Shekhawat hails Northeast as India's growth engine at 12-year mark
Synopsis
Key Takeaways
Union Culture and Tourism Minister Gajendra Singh Shekhawat on Saturday, 20 June 2026, marked twelve years of accelerated development in India's Northeast by describing the eight-state region — collectively called Ashtalakshmi — as the country's emerging growth engine, a sharp contrast to its historic marginalisation from the national mainstream.
Posting under the hashtag #12YearsOfRisingNorthEast, Shekhawat wrote: 'Ashtalakshmi poorvottar kshetra kabhi vikas ki mukhyadhara se door tha, aaj ye samridhi, saamarthya aur sambhavnaon ke saath Bharat ka growth engine ban raha hai' — 'The Ashtalakshmi Northeast, once distant from the mainstream of development, is today becoming India's growth engine, carrying with it prosperity, capability and possibilities.'
Context
The term Ashtalakshmi — meaning 'eight forms of the goddess of prosperity' — refers to the eight northeastern states: Arunachal Pradesh, Assam, Manipur, Meghalaya, Mizoram, Nagaland, Sikkim and Tripura. The phrase has been adopted by the ruling dispensation to reframe the region's identity from one of conflict and underdevelopment to one of cultural richness and economic potential. Shekhawat's post, accompanied by a video, comes as part of a broader government communications effort to mark twelve years of what the Bharatiya Janata Party government describes as transformative engagement with the region since 2014.
Policy Backdrop
The current phase of Northeast engagement traces to the Act East Policy, relaunched at the 2014 ASEAN-India Summit, which repositioned the Northeast as India's strategic and economic gateway to Southeast Asia. The policy shifted the dominant framework from security-centric management of insurgencies to development-centric integration through roads, railways, broadband and cultural corridors. A dedicated Ministry of Development of North Eastern Region (DoNER) — established in 2001 — has served as the nodal body coordinating infrastructure and welfare spending across the eight states.
In 2017, the Northeast Industrial Development Scheme was notified to provide fiscal incentives for industrial units and spur employment generation in a region historically dependent on central transfers. Successive Union Budgets since 2014 have raised outlays for connectivity projects, including strategic road and rail links that were long delayed due to difficult terrain and security concerns.
Stakeholders and Impact
The cultural and tourism dimension of Northeast development — an area directly within Shekhawat's ministerial portfolio — has gained particular attention as a tool for economic integration.

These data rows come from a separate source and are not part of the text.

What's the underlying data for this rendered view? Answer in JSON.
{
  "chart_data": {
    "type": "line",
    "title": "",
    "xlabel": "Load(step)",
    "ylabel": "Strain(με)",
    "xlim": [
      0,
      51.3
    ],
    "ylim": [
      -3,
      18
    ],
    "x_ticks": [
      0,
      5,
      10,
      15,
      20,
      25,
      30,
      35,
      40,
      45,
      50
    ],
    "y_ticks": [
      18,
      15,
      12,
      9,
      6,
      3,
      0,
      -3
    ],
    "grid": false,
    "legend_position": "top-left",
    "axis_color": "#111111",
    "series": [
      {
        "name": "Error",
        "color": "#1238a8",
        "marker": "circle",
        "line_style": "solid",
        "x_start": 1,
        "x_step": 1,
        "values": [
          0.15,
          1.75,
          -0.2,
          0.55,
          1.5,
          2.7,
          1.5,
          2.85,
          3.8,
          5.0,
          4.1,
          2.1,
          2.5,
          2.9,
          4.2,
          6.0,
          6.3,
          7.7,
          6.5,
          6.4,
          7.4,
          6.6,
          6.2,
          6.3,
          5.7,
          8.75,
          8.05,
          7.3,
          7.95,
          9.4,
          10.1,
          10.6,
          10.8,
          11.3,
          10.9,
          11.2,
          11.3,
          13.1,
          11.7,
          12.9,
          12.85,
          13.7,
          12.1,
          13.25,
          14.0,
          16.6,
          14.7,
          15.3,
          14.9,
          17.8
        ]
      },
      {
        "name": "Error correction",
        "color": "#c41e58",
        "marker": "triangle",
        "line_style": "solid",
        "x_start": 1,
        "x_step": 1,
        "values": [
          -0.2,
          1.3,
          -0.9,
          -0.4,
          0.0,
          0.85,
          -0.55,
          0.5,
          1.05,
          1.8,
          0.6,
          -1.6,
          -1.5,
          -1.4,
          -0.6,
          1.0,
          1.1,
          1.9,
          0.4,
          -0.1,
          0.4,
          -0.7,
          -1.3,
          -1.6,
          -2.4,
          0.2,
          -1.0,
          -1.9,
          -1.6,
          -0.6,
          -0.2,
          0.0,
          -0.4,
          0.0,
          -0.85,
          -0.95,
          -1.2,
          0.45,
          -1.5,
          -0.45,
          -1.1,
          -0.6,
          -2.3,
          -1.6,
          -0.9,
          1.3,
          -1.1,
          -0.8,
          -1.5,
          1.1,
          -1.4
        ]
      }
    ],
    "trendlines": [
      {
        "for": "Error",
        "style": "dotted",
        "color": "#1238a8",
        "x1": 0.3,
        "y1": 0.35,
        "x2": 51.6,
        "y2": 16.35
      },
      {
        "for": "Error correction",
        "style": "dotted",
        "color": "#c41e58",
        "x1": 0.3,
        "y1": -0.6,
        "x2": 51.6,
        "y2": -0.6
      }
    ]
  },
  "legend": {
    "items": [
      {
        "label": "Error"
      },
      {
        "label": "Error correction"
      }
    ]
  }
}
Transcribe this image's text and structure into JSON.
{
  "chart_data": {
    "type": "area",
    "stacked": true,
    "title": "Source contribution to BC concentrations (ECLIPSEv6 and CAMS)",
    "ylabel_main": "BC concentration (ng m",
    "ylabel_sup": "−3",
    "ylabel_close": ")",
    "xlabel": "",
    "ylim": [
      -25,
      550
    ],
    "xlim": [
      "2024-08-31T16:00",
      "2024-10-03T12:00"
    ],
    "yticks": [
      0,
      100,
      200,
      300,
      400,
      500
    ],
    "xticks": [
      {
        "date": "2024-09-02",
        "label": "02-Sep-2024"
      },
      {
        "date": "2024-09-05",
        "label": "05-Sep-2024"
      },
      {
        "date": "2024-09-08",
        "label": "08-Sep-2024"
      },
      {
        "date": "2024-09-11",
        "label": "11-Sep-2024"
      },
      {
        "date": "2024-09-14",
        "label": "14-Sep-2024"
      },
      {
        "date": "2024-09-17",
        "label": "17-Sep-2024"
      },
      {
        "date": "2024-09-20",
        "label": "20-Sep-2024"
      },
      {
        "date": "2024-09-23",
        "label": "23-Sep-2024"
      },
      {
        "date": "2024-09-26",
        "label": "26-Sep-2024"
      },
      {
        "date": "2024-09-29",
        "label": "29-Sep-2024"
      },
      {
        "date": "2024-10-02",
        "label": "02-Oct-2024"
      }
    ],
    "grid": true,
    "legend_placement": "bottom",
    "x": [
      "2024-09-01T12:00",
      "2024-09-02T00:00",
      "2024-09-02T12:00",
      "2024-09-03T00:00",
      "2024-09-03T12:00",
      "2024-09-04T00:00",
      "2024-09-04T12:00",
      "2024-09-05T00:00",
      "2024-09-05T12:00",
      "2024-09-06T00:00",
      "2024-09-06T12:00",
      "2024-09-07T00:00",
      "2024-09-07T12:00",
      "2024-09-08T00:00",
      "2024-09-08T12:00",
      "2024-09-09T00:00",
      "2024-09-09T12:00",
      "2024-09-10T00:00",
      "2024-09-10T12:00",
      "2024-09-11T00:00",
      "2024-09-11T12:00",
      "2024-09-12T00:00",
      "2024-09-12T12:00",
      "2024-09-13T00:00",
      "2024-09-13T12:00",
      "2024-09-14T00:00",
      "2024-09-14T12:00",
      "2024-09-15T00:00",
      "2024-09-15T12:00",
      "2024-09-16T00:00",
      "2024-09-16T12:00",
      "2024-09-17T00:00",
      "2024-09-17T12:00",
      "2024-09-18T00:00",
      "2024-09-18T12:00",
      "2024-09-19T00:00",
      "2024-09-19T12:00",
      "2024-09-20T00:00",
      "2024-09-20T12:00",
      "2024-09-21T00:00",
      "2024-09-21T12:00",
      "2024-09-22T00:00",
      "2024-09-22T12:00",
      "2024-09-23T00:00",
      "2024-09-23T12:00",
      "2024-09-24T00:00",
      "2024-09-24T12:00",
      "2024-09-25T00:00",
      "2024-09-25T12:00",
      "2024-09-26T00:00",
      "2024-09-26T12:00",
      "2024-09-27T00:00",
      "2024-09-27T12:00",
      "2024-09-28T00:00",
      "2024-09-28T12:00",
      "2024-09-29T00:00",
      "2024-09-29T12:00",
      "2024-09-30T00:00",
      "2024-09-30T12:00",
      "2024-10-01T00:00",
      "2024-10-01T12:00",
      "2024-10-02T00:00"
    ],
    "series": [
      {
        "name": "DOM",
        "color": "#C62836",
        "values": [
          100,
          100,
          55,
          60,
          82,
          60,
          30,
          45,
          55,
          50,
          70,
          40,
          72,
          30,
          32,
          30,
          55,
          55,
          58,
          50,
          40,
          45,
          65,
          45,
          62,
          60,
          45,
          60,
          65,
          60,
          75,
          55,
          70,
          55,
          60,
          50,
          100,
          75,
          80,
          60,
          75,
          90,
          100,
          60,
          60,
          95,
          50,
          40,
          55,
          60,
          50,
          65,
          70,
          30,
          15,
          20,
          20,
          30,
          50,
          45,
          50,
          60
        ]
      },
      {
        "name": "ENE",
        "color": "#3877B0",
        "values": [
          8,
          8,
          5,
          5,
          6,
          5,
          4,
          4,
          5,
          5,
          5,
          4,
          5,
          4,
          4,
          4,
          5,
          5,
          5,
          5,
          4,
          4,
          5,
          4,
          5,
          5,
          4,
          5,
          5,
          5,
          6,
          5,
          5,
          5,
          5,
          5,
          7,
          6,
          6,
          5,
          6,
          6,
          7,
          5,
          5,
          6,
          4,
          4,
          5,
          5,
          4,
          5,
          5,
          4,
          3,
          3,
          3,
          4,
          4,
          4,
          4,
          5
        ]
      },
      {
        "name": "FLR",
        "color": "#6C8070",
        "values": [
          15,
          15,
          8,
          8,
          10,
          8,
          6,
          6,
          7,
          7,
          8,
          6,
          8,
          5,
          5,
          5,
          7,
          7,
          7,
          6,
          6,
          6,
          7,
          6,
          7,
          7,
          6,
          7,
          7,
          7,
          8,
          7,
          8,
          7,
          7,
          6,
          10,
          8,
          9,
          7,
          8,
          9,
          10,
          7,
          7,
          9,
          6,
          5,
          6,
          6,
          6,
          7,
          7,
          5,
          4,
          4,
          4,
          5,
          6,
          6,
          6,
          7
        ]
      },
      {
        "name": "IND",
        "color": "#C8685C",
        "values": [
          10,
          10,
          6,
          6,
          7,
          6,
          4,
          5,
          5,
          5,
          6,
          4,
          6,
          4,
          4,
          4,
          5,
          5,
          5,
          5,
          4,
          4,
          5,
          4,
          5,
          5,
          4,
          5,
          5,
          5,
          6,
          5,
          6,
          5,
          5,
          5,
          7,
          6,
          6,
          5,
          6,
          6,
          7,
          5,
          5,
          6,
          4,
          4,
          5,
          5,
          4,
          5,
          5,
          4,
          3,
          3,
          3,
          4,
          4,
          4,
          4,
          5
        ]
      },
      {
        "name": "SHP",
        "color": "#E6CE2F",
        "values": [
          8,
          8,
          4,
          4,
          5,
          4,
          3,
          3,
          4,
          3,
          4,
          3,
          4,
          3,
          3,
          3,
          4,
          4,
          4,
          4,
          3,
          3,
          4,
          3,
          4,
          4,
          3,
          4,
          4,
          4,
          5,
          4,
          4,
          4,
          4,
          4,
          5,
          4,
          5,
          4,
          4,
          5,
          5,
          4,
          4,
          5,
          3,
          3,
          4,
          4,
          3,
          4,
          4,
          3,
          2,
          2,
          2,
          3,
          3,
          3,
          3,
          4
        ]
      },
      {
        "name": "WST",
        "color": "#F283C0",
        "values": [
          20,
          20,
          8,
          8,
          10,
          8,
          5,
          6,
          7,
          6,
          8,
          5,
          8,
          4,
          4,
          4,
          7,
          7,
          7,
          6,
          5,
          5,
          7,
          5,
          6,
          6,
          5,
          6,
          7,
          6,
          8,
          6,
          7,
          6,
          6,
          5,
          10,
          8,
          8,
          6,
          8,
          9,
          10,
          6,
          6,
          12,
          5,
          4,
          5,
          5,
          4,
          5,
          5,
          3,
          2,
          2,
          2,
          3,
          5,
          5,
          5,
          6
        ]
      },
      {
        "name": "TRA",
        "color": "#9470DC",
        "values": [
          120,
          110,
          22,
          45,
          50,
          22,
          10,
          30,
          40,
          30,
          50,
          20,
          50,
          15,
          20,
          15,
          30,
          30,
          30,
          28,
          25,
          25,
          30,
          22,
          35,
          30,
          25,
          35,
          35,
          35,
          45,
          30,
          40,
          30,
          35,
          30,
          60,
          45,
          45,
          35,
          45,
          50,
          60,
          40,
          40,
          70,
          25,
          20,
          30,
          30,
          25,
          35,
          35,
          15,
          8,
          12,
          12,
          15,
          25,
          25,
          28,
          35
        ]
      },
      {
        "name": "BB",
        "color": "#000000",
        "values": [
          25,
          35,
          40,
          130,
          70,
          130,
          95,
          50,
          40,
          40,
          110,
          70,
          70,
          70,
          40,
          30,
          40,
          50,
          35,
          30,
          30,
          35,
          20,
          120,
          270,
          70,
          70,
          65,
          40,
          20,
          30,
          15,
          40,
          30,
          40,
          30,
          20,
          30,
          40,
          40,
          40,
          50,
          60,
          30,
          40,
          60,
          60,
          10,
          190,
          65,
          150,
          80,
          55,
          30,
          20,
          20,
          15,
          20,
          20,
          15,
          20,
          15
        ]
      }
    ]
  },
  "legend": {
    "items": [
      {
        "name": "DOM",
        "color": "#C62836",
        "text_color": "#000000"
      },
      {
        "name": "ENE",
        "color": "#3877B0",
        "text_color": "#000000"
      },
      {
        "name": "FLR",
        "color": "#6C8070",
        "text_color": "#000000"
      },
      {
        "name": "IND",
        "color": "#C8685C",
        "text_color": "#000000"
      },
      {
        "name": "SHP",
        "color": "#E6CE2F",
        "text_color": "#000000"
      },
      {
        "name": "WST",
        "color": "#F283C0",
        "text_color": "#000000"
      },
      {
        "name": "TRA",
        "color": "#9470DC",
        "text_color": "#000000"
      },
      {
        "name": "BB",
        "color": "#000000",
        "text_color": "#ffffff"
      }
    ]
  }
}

Promotion of the region's biodiversity, living-root bridges, tribal heritage festivals and adventure tourism circuits is positioned as both a revenue driver for local entrepreneurs and a soft-power instrument for deepening ties with neighbouring countries. Residents of the eight states, who have long cited geographic isolation and connectivity deficits as barriers to opportunity, stand as the primary stakeholders of this policy arc.
Tourism sector players, including hospitality businesses and tour operators based in the Northeast, are expected to benefit from sustained central attention to the region's branding and infrastructure. The framing of the Northeast as a 'growth engine' also carries significance for investors evaluating industrial and logistics opportunities in the corridor linking India with Myanmar, Bangladesh and ASEAN markets.
What's Next
Observers will watch for concrete announcements tied to the twelve-year milestone, including any new tourism circuits, cultural festival calendars or infrastructure project completions flagged by the government. The next North Eastern Council plenary and forthcoming Union Budget allocations for DoNER will serve as key indicators of whether the rhetorical elevation of the Northeast translates into sustained fiscal commitment. As Culture and Tourism Minister, Shekhawat is positioned to drive the next phase of heritage-led economic development in the region.